The inverse of a function f is denoted by f-1 and it exists only when f is both one-one and onto function. Note that f-1 is NOT the reciprocal of f. The composition of the function f and the reciprocal function f-1 gives the domain value of x.
(f o f-1) (x) = (f-1 o f) (x) = x
For a function ‘f’ to be considered an inverse function, each element in the range y ∈ Y has been mapped from some element x ∈ X in the domain set, and such a relation is called a one-one relation or an injunction relation. Also the inverse f-1 of the given function has a domain y ∈ Y is related to a distinct element x ∈ X in the codomain set, and this kind of relationship with reference to the given function ‘f’ is an onto function or a surjection function. Thus the inverse function being an injunctive and a surjection function, is called a bijective function.
Let us consider a function f whose domain is the set X and the codomain is the set Y. The function f is invertible if there exists another function g whose domain is Y and its codomain is X. These two functions can be represented as f(x) = Y, and g(y) = X. For this situation, if the function f(x) is inverse, then its inverse function g(x) is unique.

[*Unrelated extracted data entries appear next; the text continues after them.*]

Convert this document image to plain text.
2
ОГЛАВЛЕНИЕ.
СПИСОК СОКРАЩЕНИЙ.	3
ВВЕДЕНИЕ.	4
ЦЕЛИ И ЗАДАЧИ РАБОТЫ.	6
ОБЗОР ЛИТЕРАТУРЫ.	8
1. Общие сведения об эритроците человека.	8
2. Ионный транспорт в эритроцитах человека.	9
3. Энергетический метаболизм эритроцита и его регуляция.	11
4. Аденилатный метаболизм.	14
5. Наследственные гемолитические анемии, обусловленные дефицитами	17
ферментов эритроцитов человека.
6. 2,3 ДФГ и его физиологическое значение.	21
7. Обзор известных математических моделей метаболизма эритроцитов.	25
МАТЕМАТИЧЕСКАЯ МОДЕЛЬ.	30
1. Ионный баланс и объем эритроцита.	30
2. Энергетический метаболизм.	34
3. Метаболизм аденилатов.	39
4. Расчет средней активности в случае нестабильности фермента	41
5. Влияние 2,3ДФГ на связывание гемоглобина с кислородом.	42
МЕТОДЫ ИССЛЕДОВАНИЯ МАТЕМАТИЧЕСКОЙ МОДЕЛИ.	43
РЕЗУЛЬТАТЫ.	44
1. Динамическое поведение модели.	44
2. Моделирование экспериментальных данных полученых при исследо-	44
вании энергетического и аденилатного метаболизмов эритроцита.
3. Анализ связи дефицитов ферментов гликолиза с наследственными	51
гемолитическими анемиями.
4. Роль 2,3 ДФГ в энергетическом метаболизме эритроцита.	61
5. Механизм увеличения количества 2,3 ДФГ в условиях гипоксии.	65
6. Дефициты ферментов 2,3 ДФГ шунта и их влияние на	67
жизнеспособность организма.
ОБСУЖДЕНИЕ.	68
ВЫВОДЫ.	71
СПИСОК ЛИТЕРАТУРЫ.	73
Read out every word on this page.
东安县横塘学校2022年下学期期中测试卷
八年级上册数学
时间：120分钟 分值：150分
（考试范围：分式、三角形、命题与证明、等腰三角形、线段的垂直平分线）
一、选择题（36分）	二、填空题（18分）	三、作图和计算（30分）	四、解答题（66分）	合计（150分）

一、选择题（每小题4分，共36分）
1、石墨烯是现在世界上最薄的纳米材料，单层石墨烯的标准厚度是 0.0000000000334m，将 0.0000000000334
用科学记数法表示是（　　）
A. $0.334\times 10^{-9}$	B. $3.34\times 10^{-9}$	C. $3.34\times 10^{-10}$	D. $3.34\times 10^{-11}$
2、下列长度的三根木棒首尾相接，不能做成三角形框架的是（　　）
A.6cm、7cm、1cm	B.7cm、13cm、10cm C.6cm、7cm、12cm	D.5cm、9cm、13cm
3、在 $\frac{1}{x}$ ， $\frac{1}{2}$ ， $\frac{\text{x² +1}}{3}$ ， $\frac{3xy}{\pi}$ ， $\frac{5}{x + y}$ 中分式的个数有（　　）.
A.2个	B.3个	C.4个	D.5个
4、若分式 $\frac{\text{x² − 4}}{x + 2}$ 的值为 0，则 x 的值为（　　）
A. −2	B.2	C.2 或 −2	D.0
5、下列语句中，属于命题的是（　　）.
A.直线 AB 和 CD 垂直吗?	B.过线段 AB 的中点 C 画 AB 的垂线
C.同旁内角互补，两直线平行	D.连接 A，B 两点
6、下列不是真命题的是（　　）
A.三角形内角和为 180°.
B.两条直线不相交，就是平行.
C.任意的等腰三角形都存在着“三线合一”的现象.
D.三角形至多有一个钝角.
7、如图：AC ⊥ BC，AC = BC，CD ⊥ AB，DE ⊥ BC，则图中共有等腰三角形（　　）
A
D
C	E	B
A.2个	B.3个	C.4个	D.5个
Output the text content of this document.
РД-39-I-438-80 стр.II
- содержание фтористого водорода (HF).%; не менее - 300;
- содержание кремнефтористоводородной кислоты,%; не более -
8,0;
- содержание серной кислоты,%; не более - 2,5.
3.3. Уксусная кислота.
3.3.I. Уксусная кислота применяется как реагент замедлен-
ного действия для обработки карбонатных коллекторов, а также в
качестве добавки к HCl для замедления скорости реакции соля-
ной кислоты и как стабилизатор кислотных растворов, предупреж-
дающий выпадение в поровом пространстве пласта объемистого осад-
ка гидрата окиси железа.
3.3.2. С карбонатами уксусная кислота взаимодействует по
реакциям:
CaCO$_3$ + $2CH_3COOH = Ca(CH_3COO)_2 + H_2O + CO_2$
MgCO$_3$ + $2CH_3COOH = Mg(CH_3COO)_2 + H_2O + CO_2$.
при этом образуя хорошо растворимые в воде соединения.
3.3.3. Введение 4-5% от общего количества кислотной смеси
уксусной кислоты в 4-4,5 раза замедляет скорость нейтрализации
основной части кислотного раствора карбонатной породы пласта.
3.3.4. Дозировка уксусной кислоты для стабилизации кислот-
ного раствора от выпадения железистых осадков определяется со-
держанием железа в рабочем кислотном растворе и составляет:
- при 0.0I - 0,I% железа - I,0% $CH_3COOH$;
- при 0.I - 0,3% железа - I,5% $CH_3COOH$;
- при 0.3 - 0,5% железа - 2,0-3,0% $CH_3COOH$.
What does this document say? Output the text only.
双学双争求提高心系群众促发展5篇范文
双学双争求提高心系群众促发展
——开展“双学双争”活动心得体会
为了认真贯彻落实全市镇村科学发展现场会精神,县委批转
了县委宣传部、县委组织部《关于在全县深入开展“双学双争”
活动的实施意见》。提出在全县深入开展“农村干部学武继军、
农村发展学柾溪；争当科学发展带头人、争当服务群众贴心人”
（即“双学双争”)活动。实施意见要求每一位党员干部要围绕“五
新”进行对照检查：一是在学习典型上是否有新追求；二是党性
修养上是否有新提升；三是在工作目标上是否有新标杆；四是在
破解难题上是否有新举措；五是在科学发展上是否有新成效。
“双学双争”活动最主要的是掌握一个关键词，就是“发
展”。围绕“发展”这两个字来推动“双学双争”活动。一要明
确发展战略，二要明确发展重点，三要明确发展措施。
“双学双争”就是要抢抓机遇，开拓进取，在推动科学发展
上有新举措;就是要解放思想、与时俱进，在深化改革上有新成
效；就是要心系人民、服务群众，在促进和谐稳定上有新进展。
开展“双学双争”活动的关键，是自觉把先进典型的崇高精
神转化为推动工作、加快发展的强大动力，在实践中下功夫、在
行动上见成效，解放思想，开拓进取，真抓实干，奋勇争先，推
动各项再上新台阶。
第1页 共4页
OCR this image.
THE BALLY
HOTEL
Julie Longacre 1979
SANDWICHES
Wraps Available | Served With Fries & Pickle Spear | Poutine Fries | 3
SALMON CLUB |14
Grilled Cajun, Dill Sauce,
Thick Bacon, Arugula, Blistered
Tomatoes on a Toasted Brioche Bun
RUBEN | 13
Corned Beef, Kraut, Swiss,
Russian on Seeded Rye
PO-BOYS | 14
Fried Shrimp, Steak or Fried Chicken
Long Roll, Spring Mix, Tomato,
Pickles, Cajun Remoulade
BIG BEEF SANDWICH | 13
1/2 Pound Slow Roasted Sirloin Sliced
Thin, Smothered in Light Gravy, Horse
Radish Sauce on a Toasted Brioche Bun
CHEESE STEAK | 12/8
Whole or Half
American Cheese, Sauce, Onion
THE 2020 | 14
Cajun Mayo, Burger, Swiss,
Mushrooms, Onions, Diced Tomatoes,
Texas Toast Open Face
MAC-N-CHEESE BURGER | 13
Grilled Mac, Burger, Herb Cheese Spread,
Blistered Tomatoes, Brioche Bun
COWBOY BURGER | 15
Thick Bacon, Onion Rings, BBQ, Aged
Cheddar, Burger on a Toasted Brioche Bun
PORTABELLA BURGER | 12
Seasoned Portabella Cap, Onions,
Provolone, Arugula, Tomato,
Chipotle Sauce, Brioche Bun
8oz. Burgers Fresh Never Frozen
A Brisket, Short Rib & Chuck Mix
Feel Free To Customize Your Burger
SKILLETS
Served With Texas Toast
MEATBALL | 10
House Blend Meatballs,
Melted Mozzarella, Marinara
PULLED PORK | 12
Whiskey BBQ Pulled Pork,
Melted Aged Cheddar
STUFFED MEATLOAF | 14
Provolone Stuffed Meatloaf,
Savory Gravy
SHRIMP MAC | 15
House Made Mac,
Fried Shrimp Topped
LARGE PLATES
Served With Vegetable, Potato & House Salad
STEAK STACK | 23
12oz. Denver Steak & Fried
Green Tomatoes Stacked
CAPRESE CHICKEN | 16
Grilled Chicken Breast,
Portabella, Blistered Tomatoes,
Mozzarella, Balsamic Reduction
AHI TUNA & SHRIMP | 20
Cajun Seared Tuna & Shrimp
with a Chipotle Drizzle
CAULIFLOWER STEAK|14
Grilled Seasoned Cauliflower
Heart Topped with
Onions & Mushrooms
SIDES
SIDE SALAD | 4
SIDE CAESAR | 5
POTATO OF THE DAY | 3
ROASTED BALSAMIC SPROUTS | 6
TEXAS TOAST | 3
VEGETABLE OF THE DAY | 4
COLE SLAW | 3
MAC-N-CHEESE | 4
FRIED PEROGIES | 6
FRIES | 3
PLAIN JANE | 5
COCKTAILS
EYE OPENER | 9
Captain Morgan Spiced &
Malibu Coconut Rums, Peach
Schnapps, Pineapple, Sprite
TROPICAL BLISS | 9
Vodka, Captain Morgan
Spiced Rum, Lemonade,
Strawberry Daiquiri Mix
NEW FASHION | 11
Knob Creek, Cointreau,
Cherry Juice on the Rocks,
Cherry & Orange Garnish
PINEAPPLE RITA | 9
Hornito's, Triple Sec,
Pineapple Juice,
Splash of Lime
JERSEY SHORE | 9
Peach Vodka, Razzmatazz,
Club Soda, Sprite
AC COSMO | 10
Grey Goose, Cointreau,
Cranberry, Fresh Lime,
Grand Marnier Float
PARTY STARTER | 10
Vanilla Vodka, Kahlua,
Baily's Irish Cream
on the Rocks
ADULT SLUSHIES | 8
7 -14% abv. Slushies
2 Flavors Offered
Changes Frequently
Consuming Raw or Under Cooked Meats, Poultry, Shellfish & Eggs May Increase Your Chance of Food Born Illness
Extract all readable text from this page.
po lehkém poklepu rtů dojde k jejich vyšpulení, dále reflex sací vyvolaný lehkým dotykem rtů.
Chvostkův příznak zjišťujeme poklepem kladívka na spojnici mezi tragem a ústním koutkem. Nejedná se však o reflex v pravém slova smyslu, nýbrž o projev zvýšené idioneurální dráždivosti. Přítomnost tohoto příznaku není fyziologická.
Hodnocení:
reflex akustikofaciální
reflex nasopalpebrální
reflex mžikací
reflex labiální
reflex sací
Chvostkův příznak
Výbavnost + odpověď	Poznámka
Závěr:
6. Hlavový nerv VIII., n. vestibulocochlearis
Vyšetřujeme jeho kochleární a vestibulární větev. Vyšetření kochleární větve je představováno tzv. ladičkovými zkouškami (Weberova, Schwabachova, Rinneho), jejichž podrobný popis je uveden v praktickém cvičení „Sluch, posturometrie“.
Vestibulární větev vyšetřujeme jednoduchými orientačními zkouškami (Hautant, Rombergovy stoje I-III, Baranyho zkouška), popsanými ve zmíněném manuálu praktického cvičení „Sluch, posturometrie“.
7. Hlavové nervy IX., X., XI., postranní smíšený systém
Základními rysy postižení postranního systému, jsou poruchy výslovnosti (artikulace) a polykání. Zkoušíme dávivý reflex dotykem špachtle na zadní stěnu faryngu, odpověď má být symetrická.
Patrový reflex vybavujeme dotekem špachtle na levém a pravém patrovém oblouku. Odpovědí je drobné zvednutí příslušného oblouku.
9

If the composition of two functions f(x), and g(x), results in an identity function f(g(x))= x, then the two functions are said to be inverses of each other. If the application of a function to x as input gives n output of y, then the application of another function g to y should give back the value of x. Hence the inverse of a function reverses the function. The domain of the given function becomes the range of the inverse function, and the range of the given function becomes the domain of the inverse function.